Erleichtert wankte sie auf wackeligen Beinen davon und zog sich in das Hinterzimmer zurück, um ihr Büchlein mit italienischen Redewendungen zu Rate zu ziehen, das sie in ihrer Handtasche mit sich trug. Ihr schien, dass sie ein wenig zu freizügig mit dem Gebrauch des Wortes magnifico gewesen war. Sie musste sich dringend nach Alternativen umsehen.

*

Nach der Touristen-Rushhour zur Mittagszeit bemerkte Olivia, dass sie nur noch eine Flasche der berühmten Miracolo-Rotweinmischung im Lager hatte. In der letzten Woche waren die Gäste unermüdlich in die Probierstube geströmt, und Marcellos Bruder Antonio, der sich sonst um den Lagerbestand kümmerte, hatte ein neues Feld bepflanzt. Daher war er zu beschäftigt gewesen, um für Nachschub zu sorgen.

Olivia beschloss, die momentane Flaute zu nutzen, um Antonio zu finden.

Sie unternahm einen kleinen Umweg ins Restaurant, wo der Mittagsservice gerade zu Ende gegangen war. Paolo räumte die Tische im Außenbereich ab. Um ihn zu erreichen, musste Olivia allerdings den Spießrutenlauf aus den dolchartigen Blicken der Restaurantmanagerin auf sich nehmen.
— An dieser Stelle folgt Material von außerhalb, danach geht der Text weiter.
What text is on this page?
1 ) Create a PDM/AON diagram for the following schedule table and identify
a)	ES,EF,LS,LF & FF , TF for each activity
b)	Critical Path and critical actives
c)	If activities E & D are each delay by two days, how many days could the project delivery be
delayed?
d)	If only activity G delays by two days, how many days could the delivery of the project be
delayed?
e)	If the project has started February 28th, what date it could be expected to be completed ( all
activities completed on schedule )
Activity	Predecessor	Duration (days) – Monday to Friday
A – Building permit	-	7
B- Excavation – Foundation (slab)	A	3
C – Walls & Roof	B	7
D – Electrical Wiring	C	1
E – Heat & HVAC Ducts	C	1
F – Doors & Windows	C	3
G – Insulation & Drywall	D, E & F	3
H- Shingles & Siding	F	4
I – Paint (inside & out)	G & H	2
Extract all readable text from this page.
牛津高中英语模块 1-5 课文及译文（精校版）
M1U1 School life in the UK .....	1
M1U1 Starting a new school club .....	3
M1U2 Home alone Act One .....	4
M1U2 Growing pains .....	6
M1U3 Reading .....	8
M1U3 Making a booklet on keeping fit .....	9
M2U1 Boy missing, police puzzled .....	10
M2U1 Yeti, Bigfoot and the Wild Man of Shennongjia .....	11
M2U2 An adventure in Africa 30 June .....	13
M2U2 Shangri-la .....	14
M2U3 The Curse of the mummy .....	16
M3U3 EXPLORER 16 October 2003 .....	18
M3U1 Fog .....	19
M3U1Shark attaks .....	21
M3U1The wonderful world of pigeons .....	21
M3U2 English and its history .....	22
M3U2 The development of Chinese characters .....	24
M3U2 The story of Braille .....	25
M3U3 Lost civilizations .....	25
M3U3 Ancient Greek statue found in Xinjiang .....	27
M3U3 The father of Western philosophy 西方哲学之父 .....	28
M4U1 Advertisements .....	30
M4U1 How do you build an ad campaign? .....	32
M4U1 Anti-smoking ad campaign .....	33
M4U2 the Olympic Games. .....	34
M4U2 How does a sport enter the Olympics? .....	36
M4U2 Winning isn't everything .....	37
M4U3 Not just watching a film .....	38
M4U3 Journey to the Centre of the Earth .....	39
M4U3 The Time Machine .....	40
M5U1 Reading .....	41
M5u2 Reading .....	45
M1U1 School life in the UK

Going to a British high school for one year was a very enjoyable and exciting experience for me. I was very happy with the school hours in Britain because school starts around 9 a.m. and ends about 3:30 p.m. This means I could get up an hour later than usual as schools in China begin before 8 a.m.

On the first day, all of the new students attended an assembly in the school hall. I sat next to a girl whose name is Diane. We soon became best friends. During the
Das Restaurant zu betreten fühlte sich für sie an, als würde sie den Weg über ein Minenfeld wagen, dachte Olivia, als sie sah, wie die perfekt frisierte Gabriella sich zu ihr umdrehte und sie anstarrte.

„Buon giorno“, rief Olivia und versuchte, überlegen, aber dennoch freundlich zu wirken.

Es war nicht ihre Schuld, dass Gabriella sie nicht mochte. Sie war Marcellos Exfreundin, die ihren Job nach der Trennung weiterhin behalten hatte und, wie Olivia erfahren hatte, grundsätzlich jeden verachtete, den Marcello mochte. Es war nichts Persönliches – oder vielleicht doch?

„Was tust du hier?“, rief Gabriella misstrauisch.

„Ich will Paolo fragen, ob er mich kurz vertreten kann, während ich Nachschub an Wein besorge“, erklärte Olivia. „Es ist nur für zwanzig Minuten.“

„Wir haben viel zu tun. Sehr viel. Ich brauche ihn hier“, wendete Gabriella ein und machte eine ausladende Handbewegung über das beinahe leere Restaurant.

Olivia wusste, dass ihr Protest zwecklos war, denn Marcello hatte selbst gesagt, dass sie wenn nötig Hilfe anfordern durfte.

„Nur zwanzig Minuten“, wiederholte sie lächelnd, wohl wissend, dass Gabriella vor Wut schäumte.

Paolo ließ sofort von seiner Aufgabe des Tischeabräumens ab und folgte ihr bereitwillig in den Verkostungsraum.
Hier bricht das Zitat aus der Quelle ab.